Born in a small town: ‘Monrovia, Indiana’

Late into Monrovia, Indiana, the local chapter of the Freemasons recognizes a man named Bauer for fifty years of service, the reward for which is the Grand Lodge Award of Gold. The pride on the man’s face strips at least twenty years of age off his face. As the qualifications get read, every man present seems to swell. Minute after minute in this meeting room the impact of this award settles over the audience.

Another director would have cut this scene by half if not three-quarters. Those directors aren’t Frederick Wiseman. The master documentarian’s latest project, his third long one in three years, explores the lives of residents of a a rural corner in south center Indiana. For a majority of the audience, these are the kinds of people familiar from six thousand New York Times and Washington Post stories since 2016: the Trump voters in so-called Red America. The president’s name goes unspoken, yet Wiseman exploits the audience’s secondhand knowledge of small towns to create, beneath the Zen serenity of his long takes, a quiet tension. When will the racists snap?  But Wiseman isn’t Barbara Kopple, and Monrovia, Indiana isn’t Harlan County, USA. It also isn’t one of Wiseman’s very best, which last year’s Ex Libris and 2015’s In Jackson Heights were. Implicitly sentimental but serene about it, Monrovia, Indiana commemorates the stubbornness with which residents endure encroachments.

One of those encroachments is what we could call the Chamber of Commerce Approach, which also serves as the film’s leitmotif: without new investments, towns die. So says a consultant hired by the town council to explore ideas for expanding Monrovia’s tax base. Yet the white eight-person group looks at best ambivalent; they like the quietness (besides, the median income is about $65,000 a year, thanks to the strength of its agricultural industry). Wiseman returns to these council meetings, examining member reactions as one does a complex painting. A new housing development called, imaginatively, Homestead looks like a sham to one resident, who complains about a dead fire hydrant. At another meeting a resident complains about the crime the development has stirred — the crime in a town whose population is 1,063.

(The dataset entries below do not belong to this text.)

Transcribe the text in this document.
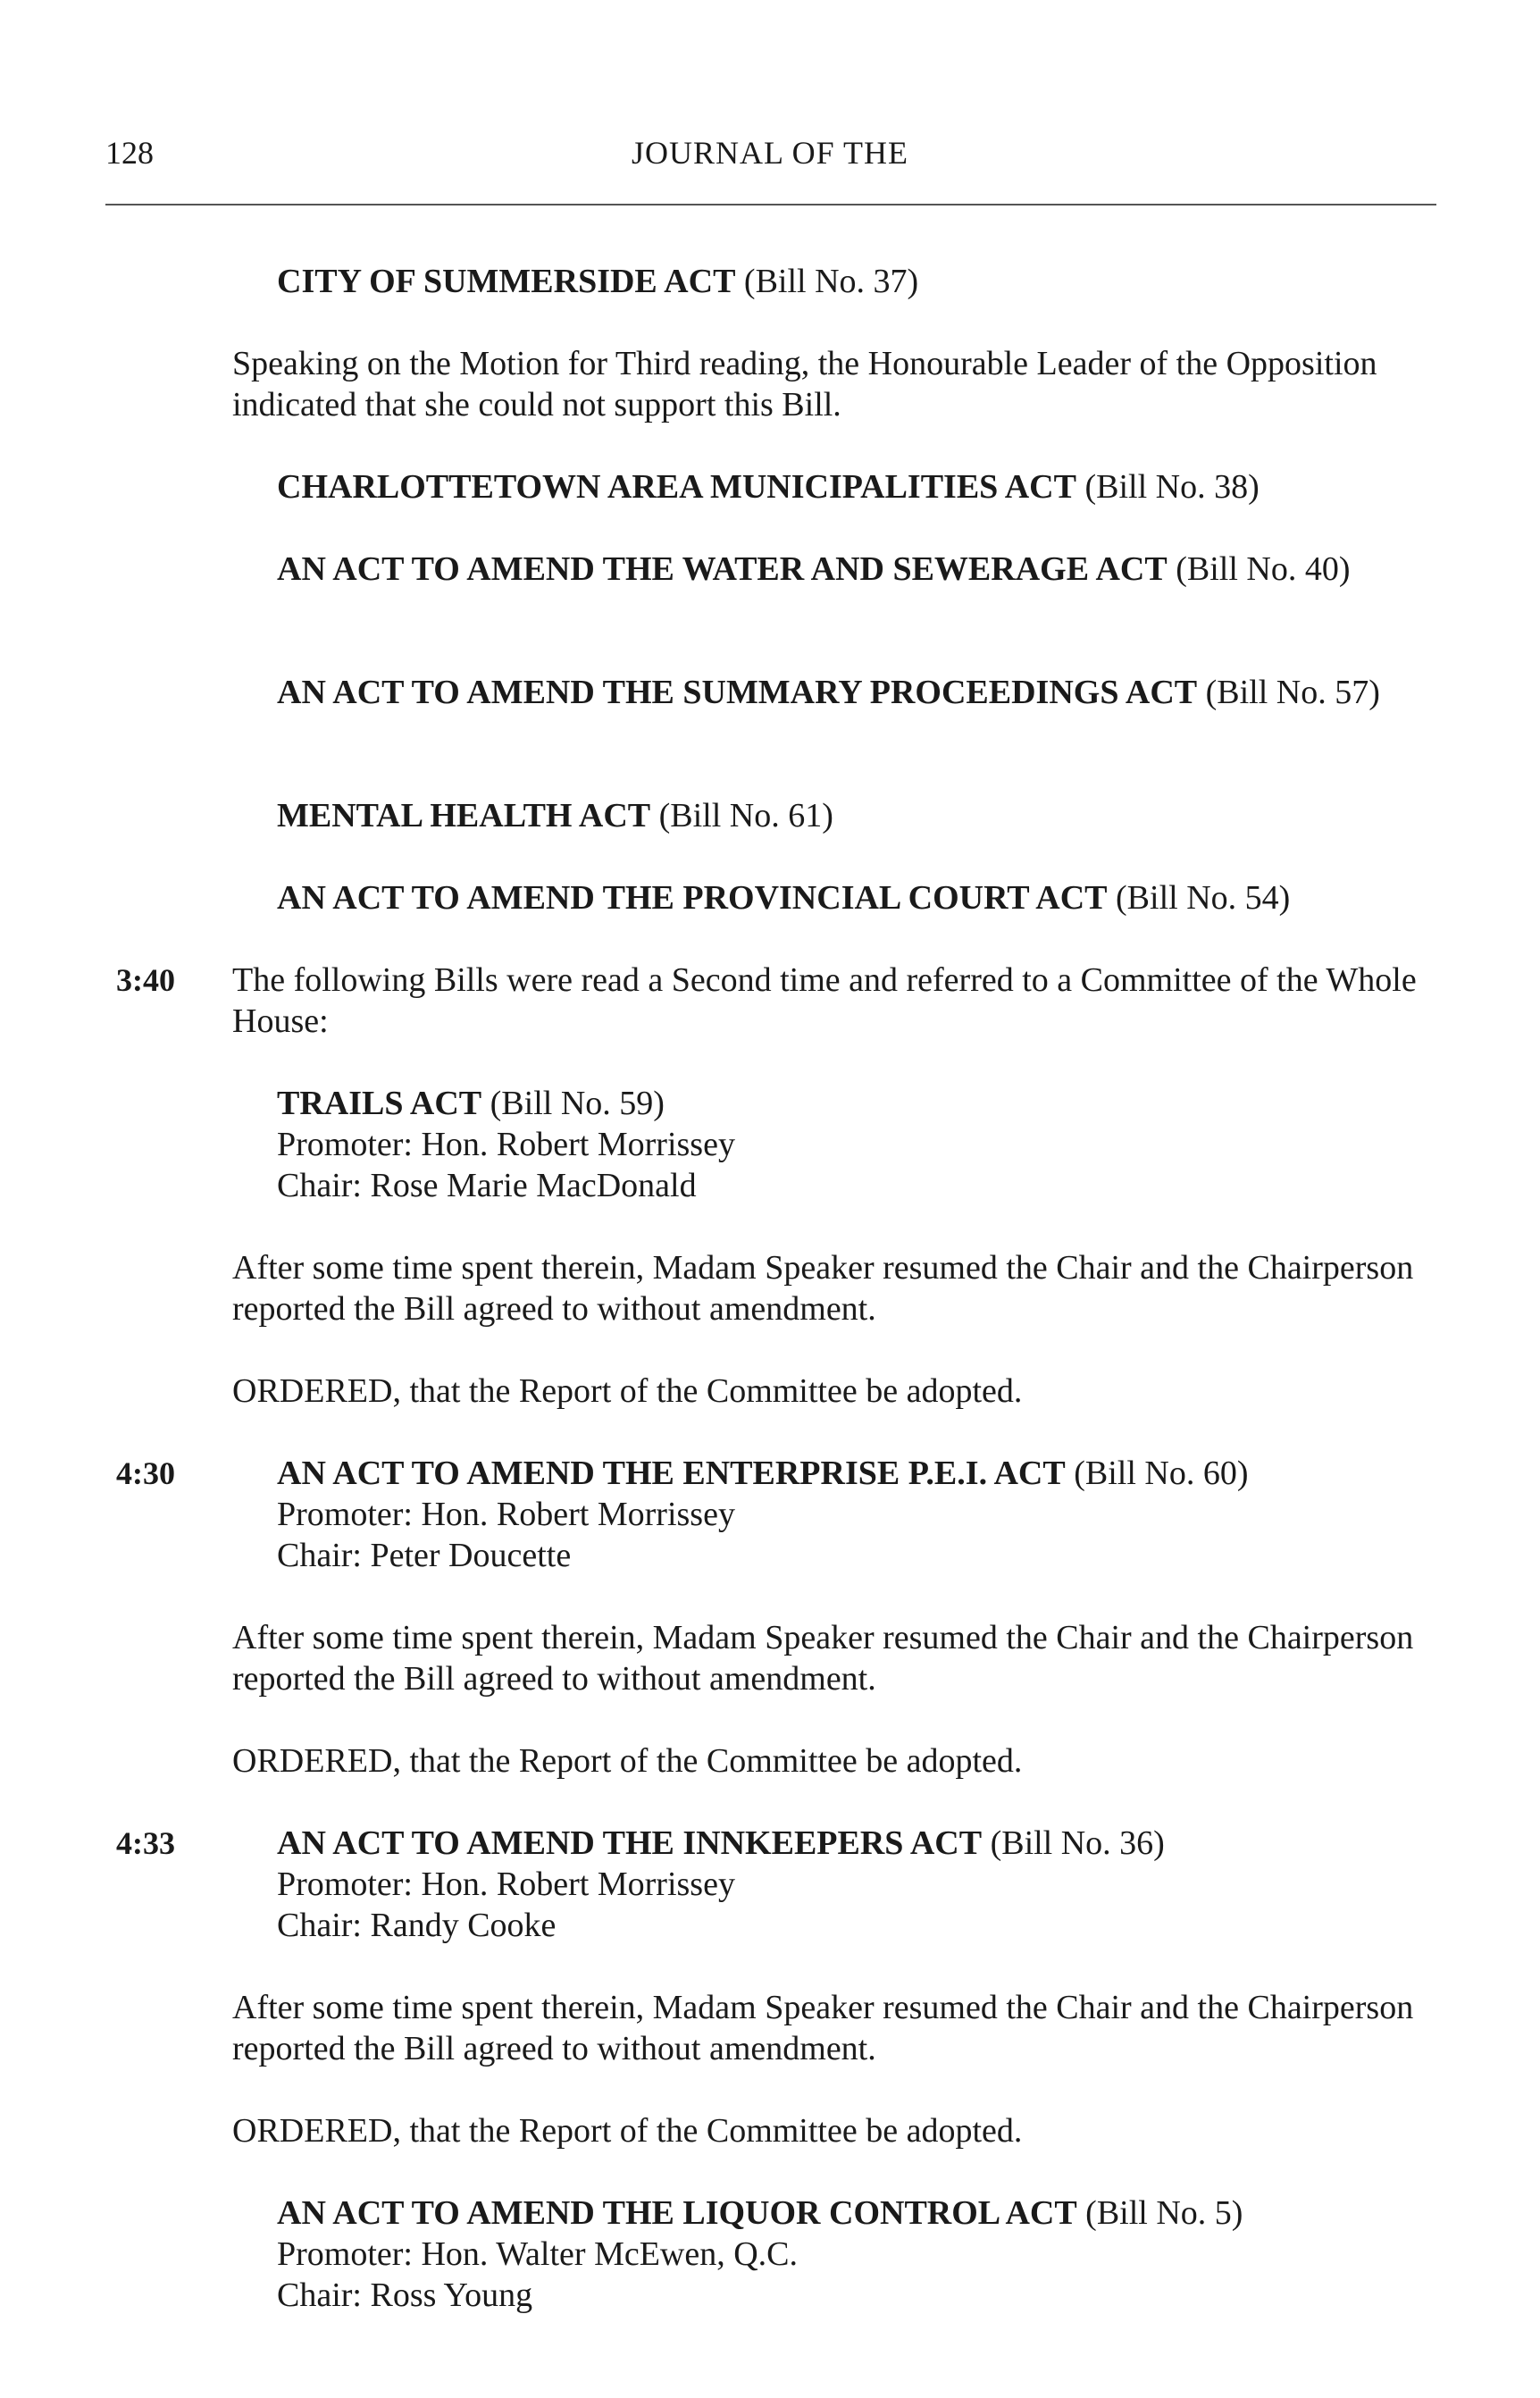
128	JOURNAL OF THE
CITY OF SUMMERSIDE ACT (Bill No. 37)
Speaking on the Motion for Third reading, the Honourable Leader of the Opposition indicated that she could not support this Bill.
CHARLOTTETOWN AREA MUNICIPALITIES ACT (Bill No. 38)
AN ACT TO AMEND THE WATER AND SEWERAGE ACT (Bill No. 40)
AN ACT TO AMEND THE SUMMARY PROCEEDINGS ACT (Bill No. 57)
MENTAL HEALTH ACT (Bill No. 61)
AN ACT TO AMEND THE PROVINCIAL COURT ACT (Bill No. 54)
3:40	The following Bills were read a Second time and referred to a Committee of the Whole House:
TRAILS ACT (Bill No. 59)
Promoter: Hon. Robert Morrissey
Chair: Rose Marie MacDonald
After some time spent therein, Madam Speaker resumed the Chair and the Chairperson reported the Bill agreed to without amendment.
ORDERED, that the Report of the Committee be adopted.
4:30	AN ACT TO AMEND THE ENTERPRISE P.E.I. ACT (Bill No. 60)
Promoter: Hon. Robert Morrissey
Chair: Peter Doucette
After some time spent therein, Madam Speaker resumed the Chair and the Chairperson reported the Bill agreed to without amendment.
ORDERED, that the Report of the Committee be adopted.
4:33	AN ACT TO AMEND THE INNKEEPERS ACT (Bill No. 36)
Promoter: Hon. Robert Morrissey
Chair: Randy Cooke
After some time spent therein, Madam Speaker resumed the Chair and the Chairperson reported the Bill agreed to without amendment.
ORDERED, that the Report of the Committee be adopted.
AN ACT TO AMEND THE LIQUOR CONTROL ACT (Bill No. 5)
Promoter: Hon. Walter McEwen, Q.C.
Chair: Ross Young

With the exception of a T-shirt glimpsed at a state fair with the slogan “Work harder millions on welfare are depending on you,” Monrovia, Indiana eschews national politics. A purchase at a gun show is treated no differently than a vet giving a dog a teeth cleaning (maybe there’s a subtle comment there). No doubt they’re there, but Wiseman, in an estimable career with classics like High School, Hospital, and National Gallery on his resume, understands that watching people behave in their natural habitat without interviews will tease out their virtues and cupidities. The elderly gather in a cafe and swap stories about dead and ill friends; a montage much later of gastronomical horrors in fry baskets lowered into hot grease is the closest thing to a didactic moment.

Worrying about saturated fat is not on the list of priorities of most Monrovians. But there’s a sense in which the town is an ante-room where residents wait for outcomes that life and practice have taught them not to overstate. Perhaps the eighty-eight-year-old Wiseman has reached this sort of cruising altitude himself.